トビリシのルスタヴェリ大通りに位置するジョージア議会は、国の代表機関の頂点として立法権を行使し、国内外の政策を形作る場です。議事堂はかつてのグルジア・ソビエト社会主義共和国の政府庁舎として建てられ、ソ連時代のジョージア建築を象徴する存在です。

二棟からなるこの建築群は、上棟が1938年、もう一方が1953年にルスタヴェリ大通り沿いに建てられ、伝統的なジョージア建築のモチーフが巧みに取り入れられています。区画ごとの構成や装飾、外装材として用いられた金色の凝灰岩に至るまで、あらゆる要素がジョージア建築美の本質を表しています。二棟は内部の中庭風の前室で結ばれ、階段や噴水が周囲と調和してその風景を整えています。

現在の姿になる以前、この場所にはアレクサンドル・ネフスキー軍事教会があり、1865〜1866年にコーカサス征服を記念して建てられました。ソビエト連邦の変遷を経て教会は取り壊され、1938年に政府庁舎の建設が始まりました。建築はKokorin、Lezhava、Nasaridzeらの建築家らにより進められ、1965年まで続きました。

立法府の中枢であると同時に、議事堂前は重要な歴史的出来事の舞台でもありました。

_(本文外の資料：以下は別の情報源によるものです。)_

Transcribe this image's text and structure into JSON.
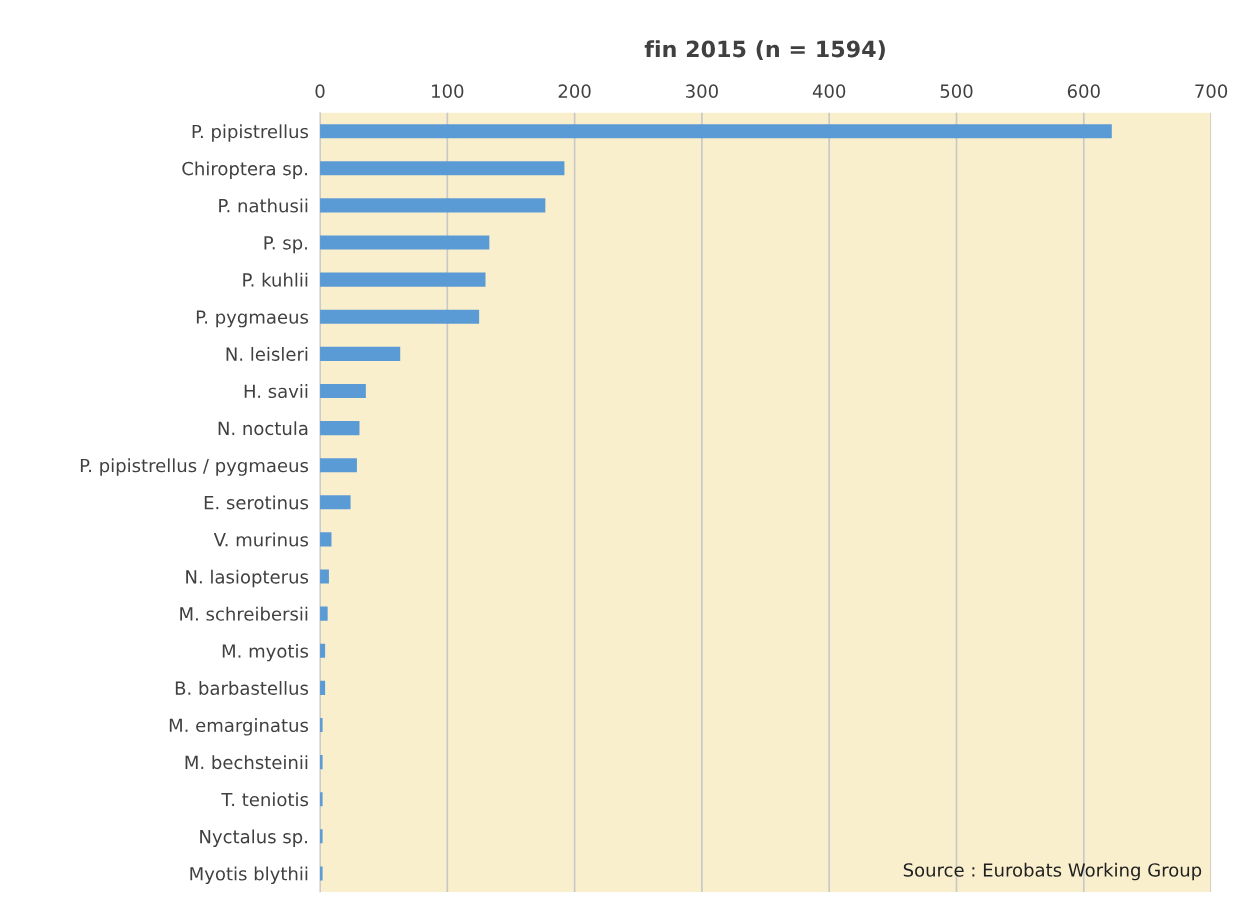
{
  "chart_data": {
    "type": "bar",
    "orientation": "horizontal",
    "title": "fin 2015 (n = 1594)",
    "categories": [
      "P. pipistrellus",
      "Chiroptera sp.",
      "P. nathusii",
      "P. sp.",
      "P. kuhlii",
      "P. pygmaeus",
      "N. leisleri",
      "H. savii",
      "N. noctula",
      "P. pipistrellus / pygmaeus",
      "E. serotinus",
      "V. murinus",
      "N. lasiopterus",
      "M. schreibersii",
      "M. myotis",
      "B. barbastellus",
      "M. emarginatus",
      "M. bechsteinii",
      "T. teniotis",
      "Nyctalus sp.",
      "Myotis blythii"
    ],
    "values": [
      622,
      192,
      177,
      133,
      130,
      125,
      63,
      36,
      31,
      29,
      24,
      9,
      7,
      6,
      4,
      4,
      2,
      2,
      2,
      2,
      2
    ],
    "color": "#5b9bd5",
    "xlim": [
      0,
      700
    ],
    "xticks": [
      0,
      100,
      200,
      300,
      400,
      500,
      600,
      700
    ],
    "grid": "x",
    "legend": false,
    "annotations": [
      "Source : Eurobats Working Group"
    ]
  }
}
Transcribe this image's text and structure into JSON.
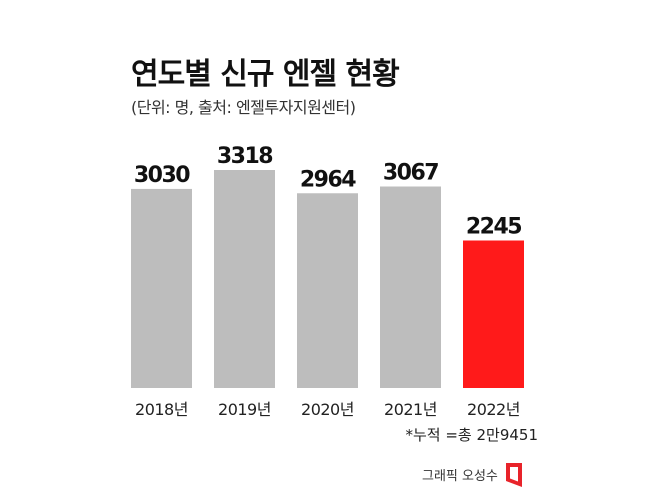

1989年4月9日にソ連軍が独立を求める平和的デモを攻撃した痛ましい事件はここで起き、多くの犠牲者を出しました。現在はその日を弔う慰霊碑が設けられています。

堂々たる規模と威厳を備えたジョージア議会は、単なる行政の場を超え、国の独立への闘いを今に伝える生きた記念碑です。歴史の重みと建築美を感じながら、ジョージアの未来を形作る場所としての重要性を訪れる人に強く印象づけます。